ECLI:NL:RVS:2023:2927
Raad van State
- Voorlopige voorziening+bodemzaak
- Rechtspraak.nl
Voorlopige voorziening in asielzaak tegen staatssecretaris van Justitie en Veiligheid
Op 1 augustus 2023 heeft de voorzieningenrechter van de Afdeling bestuursrechtspraak van de Raad van State uitspraak gedaan in een zaak betreffende een verzoek om voorlopige voorziening en hoger beroep van de staatssecretaris van Justitie en Veiligheid. De staatssecretaris had op 24 mei 2023 een aanvraag van een vreemdeling om een verblijfsvergunning asiel voor bepaalde tijd niet in behandeling genomen. De rechtbank Den Haag had op 28 juni 2023 het beroep van de vreemdeling gegrond verklaard, het besluit van de staatssecretaris vernietigd en hem opgedragen een nieuw besluit te nemen. De staatssecretaris ging in hoger beroep tegen deze uitspraak en verzocht tevens om een voorlopige voorziening.

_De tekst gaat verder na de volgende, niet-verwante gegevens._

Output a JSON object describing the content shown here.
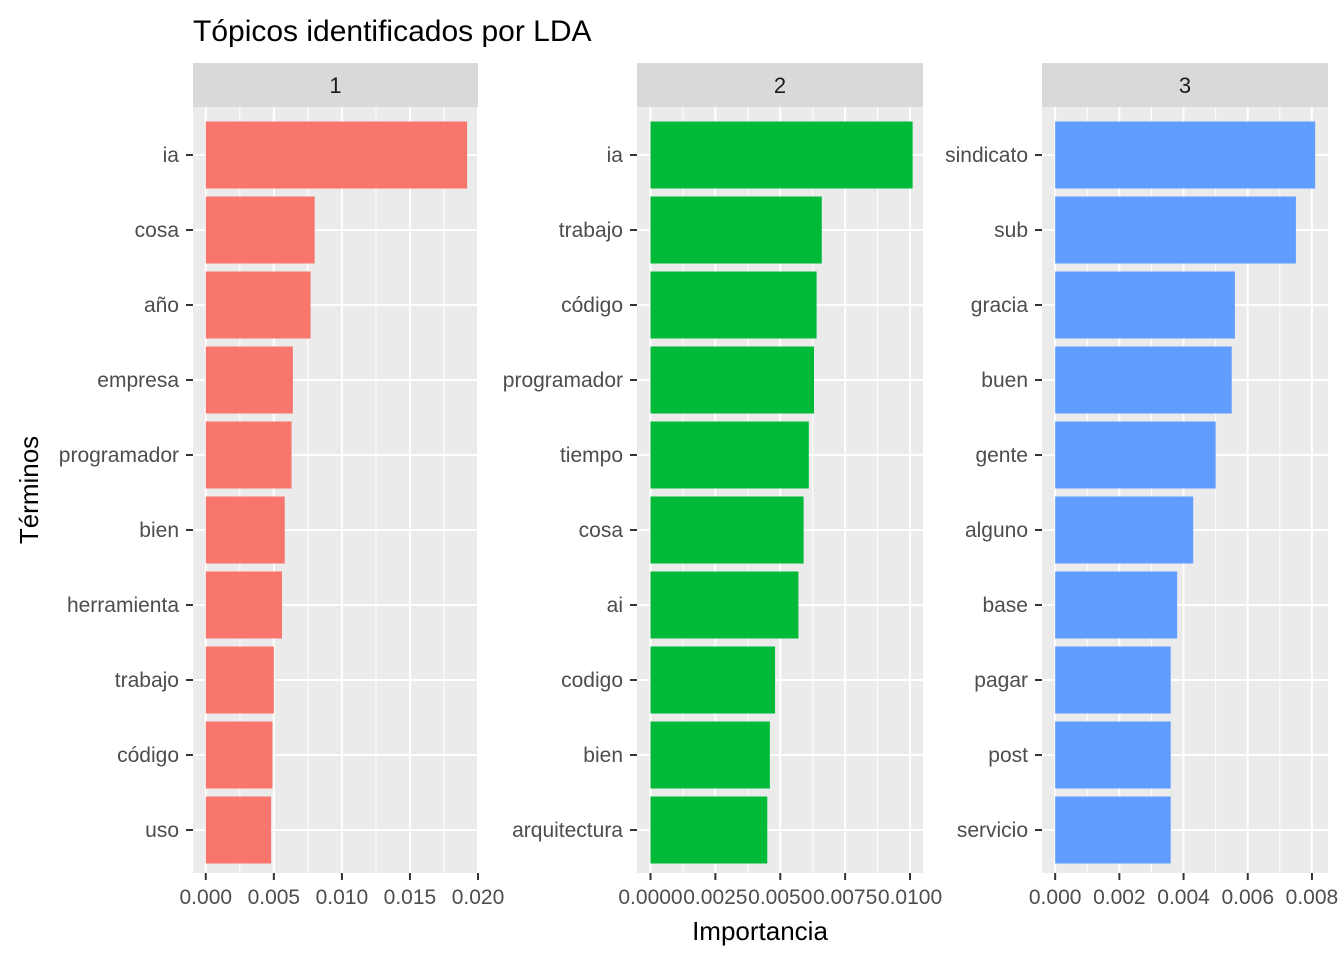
{
  "chart_data": {
    "type": "bar",
    "orientation": "horizontal",
    "title": "Tópicos identificados por LDA",
    "xlabel": "Importancia",
    "ylabel": "Términos",
    "grid": true,
    "legend": "none",
    "facets": [
      {
        "label": "1",
        "color": "#F8766D",
        "xlim": [
          -0.00094,
          0.02
        ],
        "ticks": [
          0,
          0.005,
          0.01,
          0.015,
          0.02
        ],
        "tick_labels": [
          "0.000",
          "0.005",
          "0.010",
          "0.015",
          "0.020"
        ],
        "categories": [
          "ia",
          "cosa",
          "año",
          "empresa",
          "programador",
          "bien",
          "herramienta",
          "trabajo",
          "código",
          "uso"
        ],
        "values": [
          0.0192,
          0.008,
          0.0077,
          0.0064,
          0.0063,
          0.0058,
          0.0056,
          0.005,
          0.0049,
          0.0048
        ]
      },
      {
        "label": "2",
        "color": "#00BA38",
        "xlim": [
          -0.00052,
          0.0105
        ],
        "ticks": [
          0,
          0.0025,
          0.005,
          0.0075,
          0.01
        ],
        "tick_labels": [
          "0.0000",
          "0.0025",
          "0.0050",
          "0.0075",
          "0.0100"
        ],
        "categories": [
          "ia",
          "trabajo",
          "código",
          "programador",
          "tiempo",
          "cosa",
          "ai",
          "codigo",
          "bien",
          "arquitectura"
        ],
        "values": [
          0.0101,
          0.0066,
          0.0064,
          0.0063,
          0.0061,
          0.0059,
          0.0057,
          0.0048,
          0.0046,
          0.0045
        ]
      },
      {
        "label": "3",
        "color": "#619CFF",
        "xlim": [
          -0.00041,
          0.0085
        ],
        "ticks": [
          0,
          0.002,
          0.004,
          0.006,
          0.008
        ],
        "tick_labels": [
          "0.000",
          "0.002",
          "0.004",
          "0.006",
          "0.008"
        ],
        "categories": [
          "sindicato",
          "sub",
          "gracia",
          "buen",
          "gente",
          "alguno",
          "base",
          "pagar",
          "post",
          "servicio"
        ],
        "values": [
          0.0081,
          0.0075,
          0.0056,
          0.0055,
          0.005,
          0.0043,
          0.0038,
          0.0036,
          0.0036,
          0.0036
        ]
      }
    ]
  }
}
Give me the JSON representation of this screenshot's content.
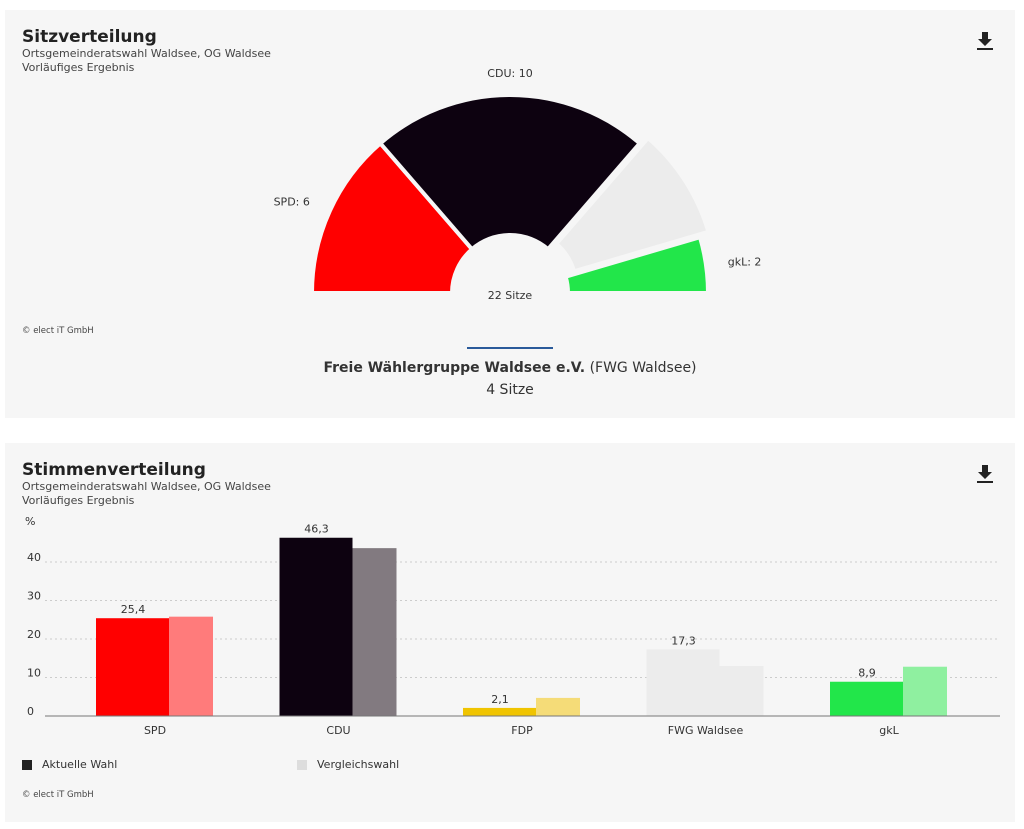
{
  "seats": {
    "title": "Sitzverteilung",
    "subtitle": "Ortsgemeinderatswahl Waldsee, OG Waldsee",
    "status": "Vorläufiges Ergebnis",
    "total_label": "22 Sitze",
    "copyright": "© elect iT GmbH",
    "selected": {
      "name": "Freie Wählergruppe Waldsee e.V.",
      "short": "(FWG Waldsee)",
      "seats": "4 Sitze"
    },
    "download_icon": "download-icon"
  },
  "votes": {
    "title": "Stimmenverteilung",
    "subtitle": "Ortsgemeinderatswahl Waldsee, OG Waldsee",
    "status": "Vorläufiges Ergebnis",
    "copyright": "© elect iT GmbH",
    "legend": {
      "current": "Aktuelle Wahl",
      "compare": "Vergleichswahl"
    },
    "download_icon": "download-icon"
  },
  "chart_data": [
    {
      "type": "pie",
      "subtype": "semicircle parliament",
      "title": "Sitzverteilung",
      "categories": [
        "SPD",
        "CDU",
        "FWG Waldsee",
        "gkL"
      ],
      "values": [
        6,
        10,
        4,
        2
      ],
      "labels": [
        "SPD: 6",
        "CDU: 10",
        "",
        "gkL: 2"
      ],
      "colors": [
        "#ff0000",
        "#0d0210",
        "#ececec",
        "#22e64a"
      ],
      "highlighted": "FWG Waldsee",
      "total": 22
    },
    {
      "type": "bar",
      "title": "Stimmenverteilung",
      "ylabel": "%",
      "ylim": [
        0,
        50
      ],
      "yticks": [
        0,
        10,
        20,
        30,
        40
      ],
      "grid": true,
      "legend": "bottom-left",
      "categories": [
        "SPD",
        "CDU",
        "FDP",
        "FWG Waldsee",
        "gkL"
      ],
      "series": [
        {
          "name": "Aktuelle Wahl",
          "values": [
            25.4,
            46.3,
            2.1,
            17.3,
            8.9
          ],
          "labels": [
            "25,4",
            "46,3",
            "2,1",
            "17,3",
            "8,9"
          ]
        },
        {
          "name": "Vergleichswahl",
          "values": [
            25.8,
            43.6,
            4.7,
            13.0,
            12.8
          ]
        }
      ],
      "colors": [
        "#ff0000",
        "#0d0210",
        "#f0c400",
        "#ececec",
        "#22e64a"
      ],
      "compare_colors": [
        "#ff7b7b",
        "#827a80",
        "#f5dc78",
        "#ececec",
        "#8ff0a0"
      ]
    }
  ]
}
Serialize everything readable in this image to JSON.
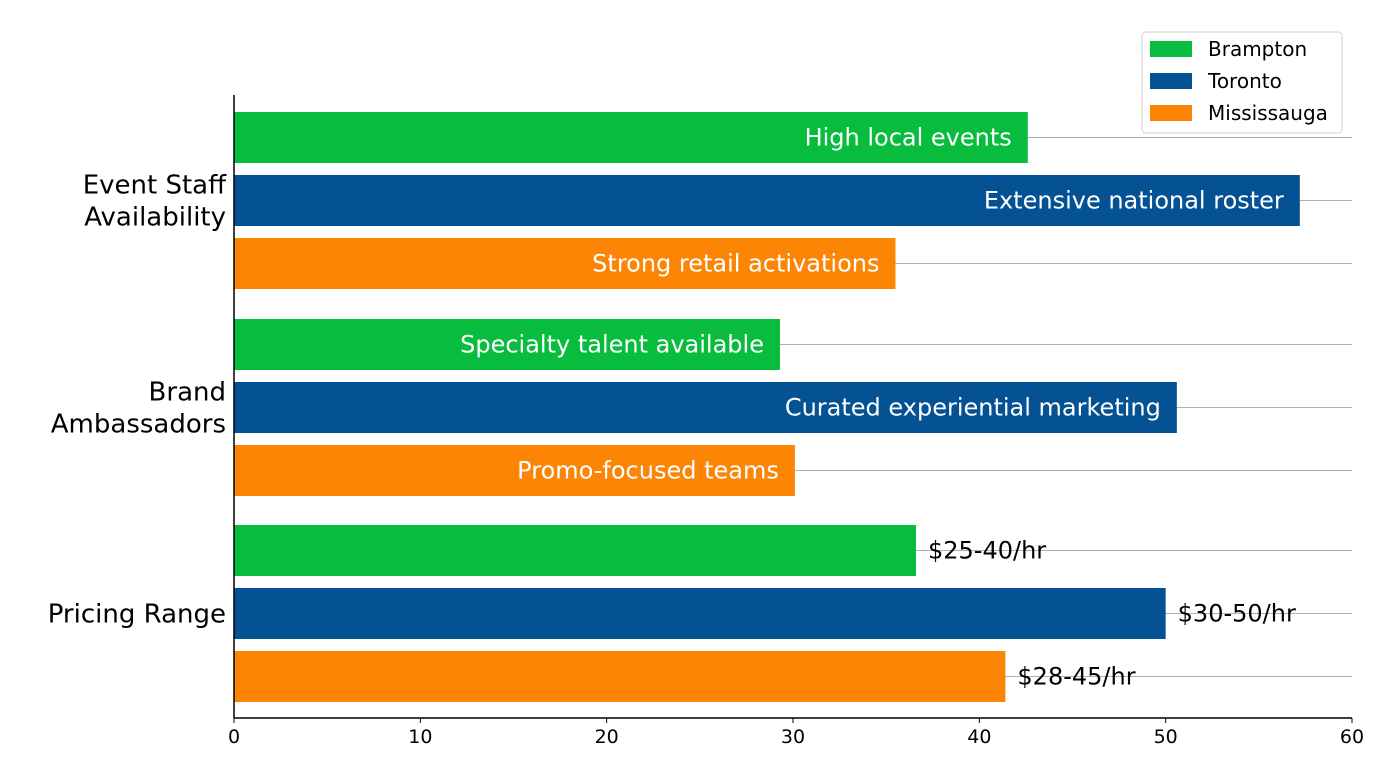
{
  "chart_data": {
    "type": "bar",
    "orientation": "horizontal",
    "categories": [
      "Event Staff Availability",
      "Brand Ambassadors",
      "Pricing Range"
    ],
    "category_lines": [
      [
        "Event Staff",
        "Availability"
      ],
      [
        "Brand",
        "Ambassadors"
      ],
      [
        "Pricing Range"
      ]
    ],
    "series": [
      {
        "name": "Brampton",
        "color": "#08bd3e",
        "values": [
          42.6,
          29.3,
          36.6
        ],
        "labels": [
          "High local events",
          "Specialty talent available",
          "$25-40/hr"
        ]
      },
      {
        "name": "Toronto",
        "color": "#045293",
        "values": [
          57.2,
          50.6,
          50.0
        ],
        "labels": [
          "Extensive national roster",
          "Curated experiential marketing",
          "$30-50/hr"
        ]
      },
      {
        "name": "Mississauga",
        "color": "#fc8505",
        "values": [
          35.5,
          30.1,
          41.4
        ],
        "labels": [
          "Strong retail activations",
          "Promo-focused teams",
          "$28-45/hr"
        ]
      }
    ],
    "label_placement": [
      "inside",
      "inside",
      "outside"
    ],
    "xlim": [
      0,
      60
    ],
    "xticks": [
      0,
      10,
      20,
      30,
      40,
      50,
      60
    ],
    "title": "",
    "xlabel": "",
    "ylabel": "",
    "grid": "horizontal lines at bars",
    "legend": "top-right"
  }
}
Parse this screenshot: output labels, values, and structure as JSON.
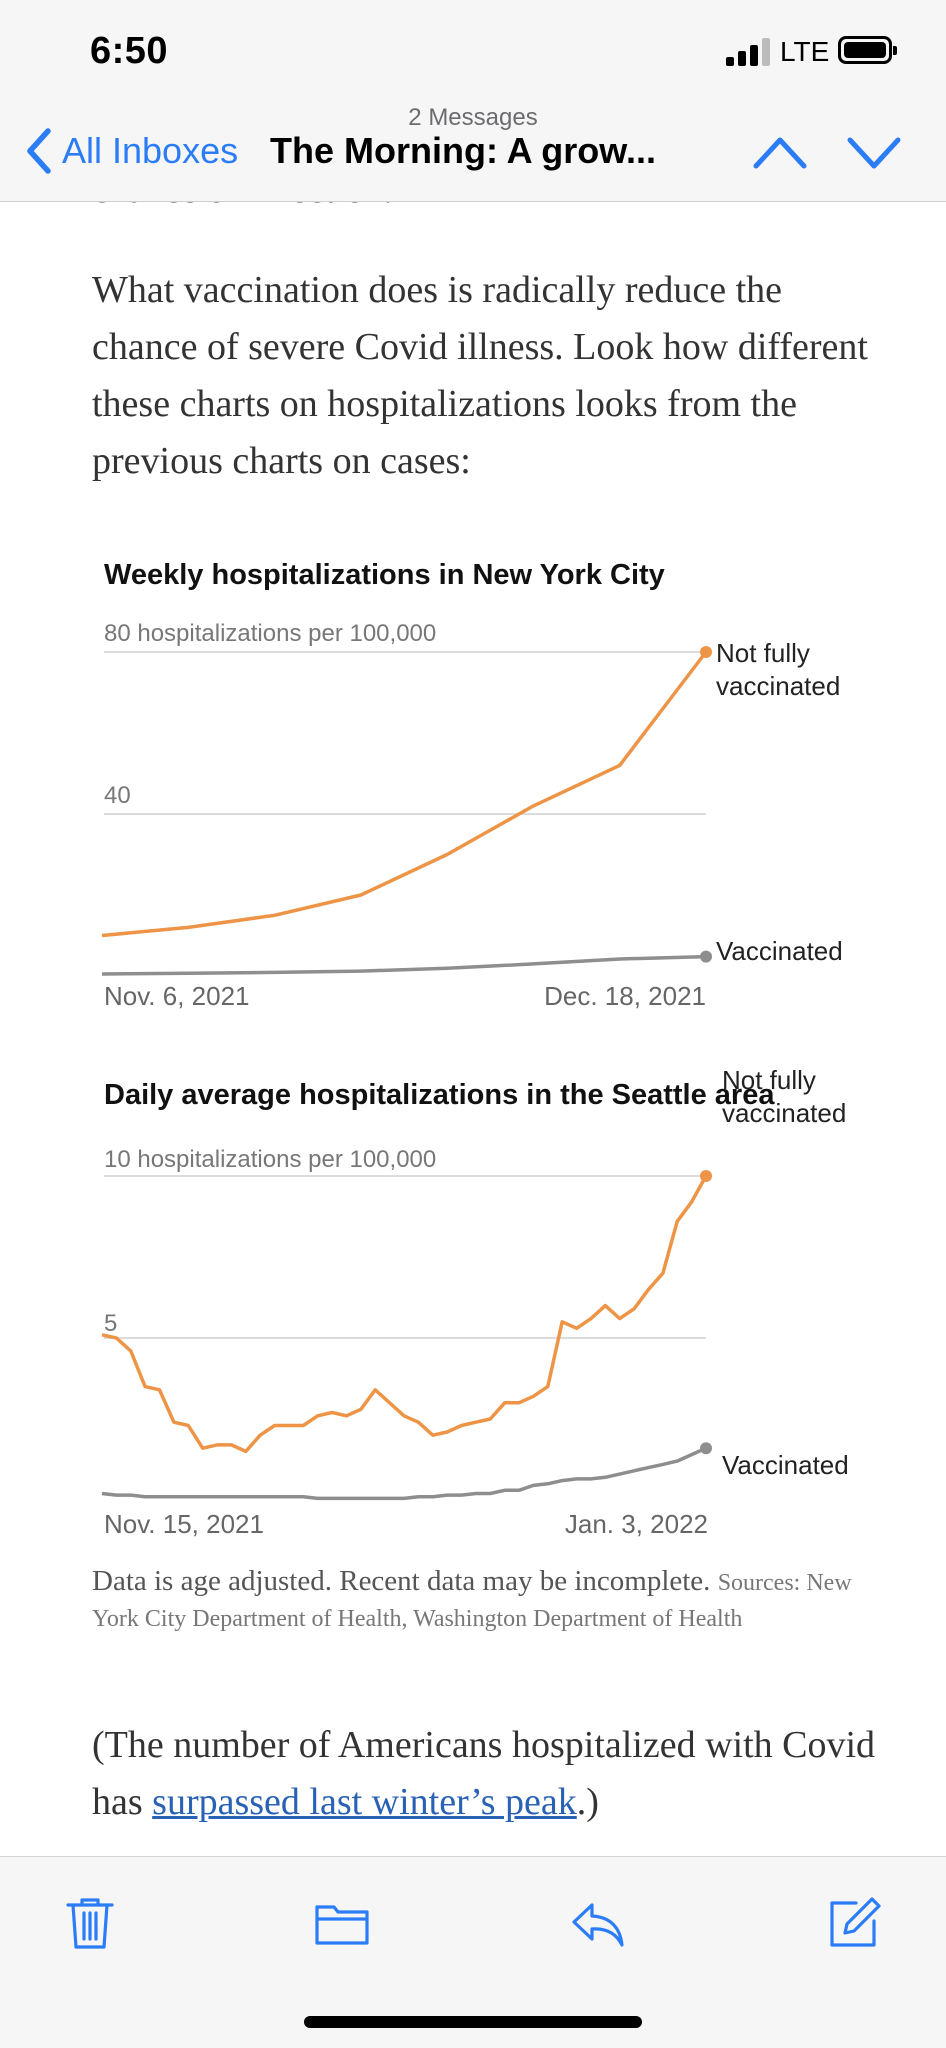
{
  "status_bar": {
    "time": "6:50",
    "network": "LTE"
  },
  "nav": {
    "message_count": "2 Messages",
    "back_label": "All Inboxes",
    "title": "The Morning: A grow..."
  },
  "article": {
    "cut_text": "chance of infection.",
    "paragraph_1": "What vaccination does is radically reduce the chance of severe Covid illness. Look how different these charts on hospitalizations looks from the previous charts on cases:",
    "note": "Data is age adjusted. Recent data may be incomplete.",
    "sources": "Sources: New York City Department of Health, Washington Department of Health",
    "paragraph_2_prefix": "(The number of Americans hospitalized with Covid has ",
    "paragraph_2_link": "surpassed last winter’s peak",
    "paragraph_2_suffix": ".)"
  },
  "colors": {
    "accent": "#2b7cf7",
    "not_vaccinated": "#ee9446",
    "vaccinated": "#8e8e8e"
  },
  "icons": [
    "chevron-left-icon",
    "chevron-up-icon",
    "chevron-down-icon",
    "trash-icon",
    "folder-icon",
    "reply-icon",
    "compose-icon"
  ],
  "chart_data": [
    {
      "type": "line",
      "title": "Weekly hospitalizations in New York City",
      "ylabel": "hospitalizations per 100,000",
      "ylim": [
        0,
        80
      ],
      "yticks": [
        40,
        80
      ],
      "top_tick_label": "80 hospitalizations per 100,000",
      "mid_tick_label": "40",
      "x_labels": [
        "Nov. 6, 2021",
        "Dec. 18, 2021"
      ],
      "x": [
        "2021-11-06",
        "2021-11-13",
        "2021-11-20",
        "2021-11-27",
        "2021-12-04",
        "2021-12-11",
        "2021-12-18",
        "2021-12-25"
      ],
      "series": [
        {
          "name": "Not fully vaccinated",
          "label_lines": [
            "Not fully",
            "vaccinated"
          ],
          "values": [
            10,
            12,
            15,
            20,
            30,
            42,
            52,
            80
          ]
        },
        {
          "name": "Vaccinated",
          "label_lines": [
            "Vaccinated"
          ],
          "values": [
            0.5,
            0.7,
            0.9,
            1.2,
            1.9,
            3.0,
            4.2,
            4.8
          ]
        }
      ]
    },
    {
      "type": "line",
      "title": "Daily average hospitalizations in the Seattle area",
      "ylabel": "hospitalizations per 100,000",
      "ylim": [
        0,
        10
      ],
      "yticks": [
        5,
        10
      ],
      "top_tick_label": "10 hospitalizations per 100,000",
      "mid_tick_label": "5",
      "x_labels": [
        "Nov. 15, 2021",
        "Jan. 3, 2022"
      ],
      "series": [
        {
          "name": "Not fully vaccinated",
          "label_lines": [
            "Not fully",
            "vaccinated"
          ],
          "values": [
            5.1,
            5.0,
            4.6,
            3.5,
            3.4,
            2.4,
            2.3,
            1.6,
            1.7,
            1.7,
            1.5,
            2.0,
            2.3,
            2.3,
            2.3,
            2.6,
            2.7,
            2.6,
            2.8,
            3.4,
            3.0,
            2.6,
            2.4,
            2.0,
            2.1,
            2.3,
            2.4,
            2.5,
            3.0,
            3.0,
            3.2,
            3.5,
            5.5,
            5.3,
            5.6,
            6.0,
            5.6,
            5.9,
            6.5,
            7.0,
            8.6,
            9.2,
            10.0
          ]
        },
        {
          "name": "Vaccinated",
          "label_lines": [
            "Vaccinated"
          ],
          "values": [
            0.2,
            0.15,
            0.15,
            0.1,
            0.1,
            0.1,
            0.1,
            0.1,
            0.1,
            0.1,
            0.1,
            0.1,
            0.1,
            0.1,
            0.1,
            0.05,
            0.05,
            0.05,
            0.05,
            0.05,
            0.05,
            0.05,
            0.1,
            0.1,
            0.15,
            0.15,
            0.2,
            0.2,
            0.3,
            0.3,
            0.45,
            0.5,
            0.6,
            0.65,
            0.65,
            0.7,
            0.8,
            0.9,
            1.0,
            1.1,
            1.2,
            1.4,
            1.6
          ]
        }
      ]
    }
  ]
}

De voorzieningenrechter oordeelde dat het hoger beroep niet leidt tot vernietiging van de uitspraak van de rechtbank, omdat het hogerberoepschrift geen vragen bevat die in het belang van de rechtseenheid of rechtsontwikkeling beantwoord moeten worden. De rechtbank had een motiveringsgebrek geconstateerd, dat eenvoudig te herstellen is. Het hoger beroep werd ongegrond verklaard en de uitspraak van de rechtbank werd bevestigd. Het verzoek om voorlopige voorziening werd afgewezen, en de staatssecretaris werd veroordeeld tot vergoeding van de proceskosten van de vreemdeling, die op € 837,00 werden vastgesteld, geheel toe te rekenen aan beroepsmatige rechtsbijstand.